La controversa azienda americana prova a rifarsi l’immagine concedendo l’uso del suo immenso database di volti a Kiev (e non a Mosca). È utile per identificare infiltrati russi e riconoscere i morti, ma potrebbe bastare un errore del sistema per scatenare conseguenze tremende. Ecco come si espande il teatro di guerra digitale
Criptovalute, messaggistica decentralizzata e internet via satellite per uso civile, ma anche infowar via TikTok, open source intelligence (Osint) e ora, riconoscimento facciale a scopi bellici. Con la guerra in Ucraina stiamo assistendo all’espansione del fronte digitale, l’inedita applicazione su larga scala di diverse nuove tecnologie, e iniziando a capirne le implicazioni in un teatro di guerra aperta.

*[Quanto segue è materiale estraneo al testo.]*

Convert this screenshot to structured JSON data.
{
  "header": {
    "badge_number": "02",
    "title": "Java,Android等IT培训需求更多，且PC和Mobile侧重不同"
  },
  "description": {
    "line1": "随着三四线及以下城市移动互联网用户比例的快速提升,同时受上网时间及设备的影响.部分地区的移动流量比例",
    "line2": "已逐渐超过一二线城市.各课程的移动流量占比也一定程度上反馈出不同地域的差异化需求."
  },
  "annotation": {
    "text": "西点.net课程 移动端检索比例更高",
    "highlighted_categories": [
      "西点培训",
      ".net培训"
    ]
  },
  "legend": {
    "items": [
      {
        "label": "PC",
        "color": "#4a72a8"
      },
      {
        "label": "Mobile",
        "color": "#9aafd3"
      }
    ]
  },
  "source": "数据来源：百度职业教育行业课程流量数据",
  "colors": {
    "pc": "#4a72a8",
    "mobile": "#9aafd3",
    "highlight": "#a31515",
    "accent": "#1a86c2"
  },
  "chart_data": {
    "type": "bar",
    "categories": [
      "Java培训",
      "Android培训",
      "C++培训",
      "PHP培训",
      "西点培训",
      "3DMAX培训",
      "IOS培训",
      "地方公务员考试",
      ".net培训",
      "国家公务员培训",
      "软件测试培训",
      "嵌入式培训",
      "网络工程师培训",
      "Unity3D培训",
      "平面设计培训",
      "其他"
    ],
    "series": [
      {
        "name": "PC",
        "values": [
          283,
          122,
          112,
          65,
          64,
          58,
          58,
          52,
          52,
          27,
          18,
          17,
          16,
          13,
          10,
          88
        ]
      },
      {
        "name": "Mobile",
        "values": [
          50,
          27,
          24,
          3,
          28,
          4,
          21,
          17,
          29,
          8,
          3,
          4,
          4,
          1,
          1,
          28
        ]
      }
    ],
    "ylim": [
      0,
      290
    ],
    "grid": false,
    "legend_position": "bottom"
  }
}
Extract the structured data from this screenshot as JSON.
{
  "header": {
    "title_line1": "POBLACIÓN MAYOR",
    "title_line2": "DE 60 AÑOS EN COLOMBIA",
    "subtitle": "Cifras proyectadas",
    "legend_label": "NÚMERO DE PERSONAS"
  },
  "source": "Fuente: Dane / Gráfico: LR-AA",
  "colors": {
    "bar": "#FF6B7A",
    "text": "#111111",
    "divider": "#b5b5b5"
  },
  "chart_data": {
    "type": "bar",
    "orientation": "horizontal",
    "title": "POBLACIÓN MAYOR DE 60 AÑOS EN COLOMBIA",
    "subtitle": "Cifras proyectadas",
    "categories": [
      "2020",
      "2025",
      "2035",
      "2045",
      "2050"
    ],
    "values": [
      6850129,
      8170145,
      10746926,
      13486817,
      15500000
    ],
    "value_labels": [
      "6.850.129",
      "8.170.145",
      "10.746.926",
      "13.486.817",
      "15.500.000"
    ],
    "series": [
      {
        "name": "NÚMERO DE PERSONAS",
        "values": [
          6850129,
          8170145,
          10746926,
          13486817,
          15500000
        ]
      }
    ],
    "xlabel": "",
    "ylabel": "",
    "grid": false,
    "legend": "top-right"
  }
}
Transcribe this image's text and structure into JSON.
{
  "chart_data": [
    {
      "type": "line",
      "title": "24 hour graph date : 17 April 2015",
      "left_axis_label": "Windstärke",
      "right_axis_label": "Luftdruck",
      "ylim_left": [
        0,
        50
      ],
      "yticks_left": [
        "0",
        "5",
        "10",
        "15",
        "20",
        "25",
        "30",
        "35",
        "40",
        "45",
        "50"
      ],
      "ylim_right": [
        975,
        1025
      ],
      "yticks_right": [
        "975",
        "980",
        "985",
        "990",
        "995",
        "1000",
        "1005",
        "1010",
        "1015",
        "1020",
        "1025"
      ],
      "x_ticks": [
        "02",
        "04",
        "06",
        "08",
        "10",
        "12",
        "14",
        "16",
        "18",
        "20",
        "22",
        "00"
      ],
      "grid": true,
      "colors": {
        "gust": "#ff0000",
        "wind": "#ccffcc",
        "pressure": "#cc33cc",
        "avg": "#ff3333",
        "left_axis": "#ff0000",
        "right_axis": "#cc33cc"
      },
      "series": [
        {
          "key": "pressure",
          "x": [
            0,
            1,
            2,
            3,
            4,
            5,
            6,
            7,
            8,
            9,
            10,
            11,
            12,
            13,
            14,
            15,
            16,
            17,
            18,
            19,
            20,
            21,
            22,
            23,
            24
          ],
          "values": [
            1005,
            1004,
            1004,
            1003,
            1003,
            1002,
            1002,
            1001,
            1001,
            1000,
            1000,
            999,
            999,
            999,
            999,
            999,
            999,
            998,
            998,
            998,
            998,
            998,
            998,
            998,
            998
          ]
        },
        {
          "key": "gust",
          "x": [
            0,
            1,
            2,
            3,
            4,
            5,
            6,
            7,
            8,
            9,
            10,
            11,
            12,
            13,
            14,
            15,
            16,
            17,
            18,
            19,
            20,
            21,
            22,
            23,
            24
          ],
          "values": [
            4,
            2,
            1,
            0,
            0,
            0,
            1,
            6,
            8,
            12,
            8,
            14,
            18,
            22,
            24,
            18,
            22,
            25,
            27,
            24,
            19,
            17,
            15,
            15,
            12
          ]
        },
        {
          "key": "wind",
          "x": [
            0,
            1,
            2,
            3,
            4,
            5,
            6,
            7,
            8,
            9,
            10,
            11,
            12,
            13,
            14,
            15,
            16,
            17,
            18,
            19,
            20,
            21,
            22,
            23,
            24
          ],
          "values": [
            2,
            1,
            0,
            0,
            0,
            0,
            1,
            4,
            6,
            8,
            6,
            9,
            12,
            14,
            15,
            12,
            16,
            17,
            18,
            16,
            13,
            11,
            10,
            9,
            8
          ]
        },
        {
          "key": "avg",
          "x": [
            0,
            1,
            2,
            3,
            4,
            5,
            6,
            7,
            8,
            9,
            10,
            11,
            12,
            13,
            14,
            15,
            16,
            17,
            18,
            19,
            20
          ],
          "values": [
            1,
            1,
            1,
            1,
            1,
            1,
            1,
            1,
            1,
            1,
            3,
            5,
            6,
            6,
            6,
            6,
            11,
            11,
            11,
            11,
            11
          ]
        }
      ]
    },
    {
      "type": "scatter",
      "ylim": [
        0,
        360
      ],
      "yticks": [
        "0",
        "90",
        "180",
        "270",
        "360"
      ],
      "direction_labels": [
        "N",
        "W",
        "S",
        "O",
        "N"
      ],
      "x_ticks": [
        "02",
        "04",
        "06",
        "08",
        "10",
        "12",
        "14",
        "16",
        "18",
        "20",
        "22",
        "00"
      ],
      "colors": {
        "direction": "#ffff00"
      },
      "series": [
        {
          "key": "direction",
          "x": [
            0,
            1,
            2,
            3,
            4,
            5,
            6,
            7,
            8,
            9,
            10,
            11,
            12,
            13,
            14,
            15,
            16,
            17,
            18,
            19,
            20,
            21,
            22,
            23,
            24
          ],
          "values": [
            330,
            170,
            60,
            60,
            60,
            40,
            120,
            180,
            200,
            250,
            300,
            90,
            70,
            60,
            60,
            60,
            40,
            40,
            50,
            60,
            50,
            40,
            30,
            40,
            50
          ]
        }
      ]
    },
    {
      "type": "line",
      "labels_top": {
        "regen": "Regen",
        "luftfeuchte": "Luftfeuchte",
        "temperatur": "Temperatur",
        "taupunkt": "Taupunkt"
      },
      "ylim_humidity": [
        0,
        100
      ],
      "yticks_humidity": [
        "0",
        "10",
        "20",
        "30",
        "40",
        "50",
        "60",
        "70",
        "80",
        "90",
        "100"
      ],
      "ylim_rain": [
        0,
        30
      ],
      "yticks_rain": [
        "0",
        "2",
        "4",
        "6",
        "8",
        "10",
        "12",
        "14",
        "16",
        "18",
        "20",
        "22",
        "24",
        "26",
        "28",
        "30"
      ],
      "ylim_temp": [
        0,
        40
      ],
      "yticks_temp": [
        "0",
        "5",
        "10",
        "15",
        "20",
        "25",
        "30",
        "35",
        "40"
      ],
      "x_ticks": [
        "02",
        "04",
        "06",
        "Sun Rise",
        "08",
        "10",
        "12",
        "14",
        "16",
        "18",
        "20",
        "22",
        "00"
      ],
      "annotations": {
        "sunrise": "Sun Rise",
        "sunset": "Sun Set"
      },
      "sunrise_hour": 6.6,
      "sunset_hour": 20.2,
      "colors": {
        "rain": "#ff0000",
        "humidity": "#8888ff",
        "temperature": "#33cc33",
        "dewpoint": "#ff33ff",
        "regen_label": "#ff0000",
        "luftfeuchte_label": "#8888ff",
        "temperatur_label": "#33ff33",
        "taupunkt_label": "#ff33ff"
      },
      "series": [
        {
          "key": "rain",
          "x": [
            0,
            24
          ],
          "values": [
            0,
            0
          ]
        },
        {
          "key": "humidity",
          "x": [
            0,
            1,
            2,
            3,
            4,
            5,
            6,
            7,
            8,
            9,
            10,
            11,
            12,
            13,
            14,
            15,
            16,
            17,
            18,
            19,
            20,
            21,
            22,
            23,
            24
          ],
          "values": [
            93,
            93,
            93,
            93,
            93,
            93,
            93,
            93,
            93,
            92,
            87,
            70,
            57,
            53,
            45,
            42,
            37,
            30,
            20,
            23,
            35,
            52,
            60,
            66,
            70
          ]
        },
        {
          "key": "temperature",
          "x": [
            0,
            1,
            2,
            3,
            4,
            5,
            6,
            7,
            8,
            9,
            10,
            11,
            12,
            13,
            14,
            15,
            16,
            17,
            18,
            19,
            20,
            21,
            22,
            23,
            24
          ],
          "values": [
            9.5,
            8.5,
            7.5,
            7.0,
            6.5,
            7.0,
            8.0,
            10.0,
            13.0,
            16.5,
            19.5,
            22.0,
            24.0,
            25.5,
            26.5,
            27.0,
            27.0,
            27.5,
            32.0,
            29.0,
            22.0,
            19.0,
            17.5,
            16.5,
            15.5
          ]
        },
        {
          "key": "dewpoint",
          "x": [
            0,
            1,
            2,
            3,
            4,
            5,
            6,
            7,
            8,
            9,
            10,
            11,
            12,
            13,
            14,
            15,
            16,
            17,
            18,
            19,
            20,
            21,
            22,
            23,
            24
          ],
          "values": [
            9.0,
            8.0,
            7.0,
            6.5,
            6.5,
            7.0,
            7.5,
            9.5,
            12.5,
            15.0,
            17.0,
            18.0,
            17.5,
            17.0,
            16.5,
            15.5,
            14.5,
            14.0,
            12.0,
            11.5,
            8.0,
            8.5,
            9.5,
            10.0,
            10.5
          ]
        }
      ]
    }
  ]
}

Lo scorso fine settimana il ministero della difesa di Kiev ha ufficialmente iniziato a utilizzare il riconoscimento facciale di Clearview AI, un’azienda statunitense che ha messo il proprio software a disposizione del governo ucraino, gratuitamente, per scoprire gli aggressori russi, combattere la disinformazione e identificare i morti. A dichiararlo è la stessa compagnia, che ha aggiunto di non aver offerto la propria tecnologia alla Russia.
Clearview AI è essenzialmente un database di volti con annesso motore di ricerca “alimentato” da un’intelligenza artificiale. Non è l’unico servizio del genere (esistono anche alternative open source e gratuite) ma è tra i più potenti e sofisticati al mondo. Anche perché può contare su un database di 10 miliardi di immagini, ottenute tramite raccolta di dati in massa (scraping) nella parte “in chiaro” di internet. Il fondatore Hoan Ton-That ha detto che il software dispone di oltre 2 miliardi di immagini prese da VKontakte, il social network più diffuso in Russia.
Quel database può aiutare Kiev a identificare i morti più facilmente rispetto all’abbinamento di impronte digitali. Funziona anche se ci sono danni al viso, ha scritto Ton-That in una lettera vista da Reuters. Il fondatore ha spiegato anche come la sua creazione possa essere utilizzata per riunire i rifugiati separati dalle loro famiglie, identificare gli agenti russi infiltrati (per esempio, con controlli automatizzati ai posti di blocco) e aiutare il governo a sfatare le fake sui social. Ma non si sa che uso intenda farne l’Ucraina.
Tuttavia, com’è normale che sia, anche un sistema sofisticato come Clearview può sbagliare. Specie se lavora con foto sfocate o di bassa qualità, come spesso accade in scenari di guerra. Il rovescio della medaglia è che un’identificazione errata può avere conseguenze terrificanti per i profilati. Ton-That stesso sottolinea che il suo sistema non deve essere usato come l’unica fonte di identificazione e si è opposto al suo uso in violazione della Convenzione di Ginevra, ma in ultima analisi, starà al singolo operatore attenersi a questi princìpi.
Clearview AI, che offre i suoi servizi soprattutto alle forze di polizia americane, è tra le più controverse del settore per via delle sue pratiche di raccolta dati. Per questo è alle prese con diversi processi negli States, e non solo, contro chi l’accusa di aver violato la privacy delle persone profilate a loro insaputa. È altamente probabile che chiunque abbia mai avuto i profili social “aperti” sia finito nel database dell’azienda americana.
Clearview sostiene che la sua maniera di raccogliere i dati sia equiparabile al funzionamento di motori di ricerca come Google Search. Meta (già Facebook, uno dei principali serbatoi di immagini per Clearview) ha ingiunto all’azienda di non prendere più i dati dalle proprie piattaforme. Il metodo è stato dichiarato fuorilegge in diversi Paesi, tra cui Australia e Regno Unito, e pochi giorni fa anche il garante della privacy italiano ha colpito l’azienda con una multa da 20 milioni di euro per aver raccolto materiale su chissà quanti milioni di italiani.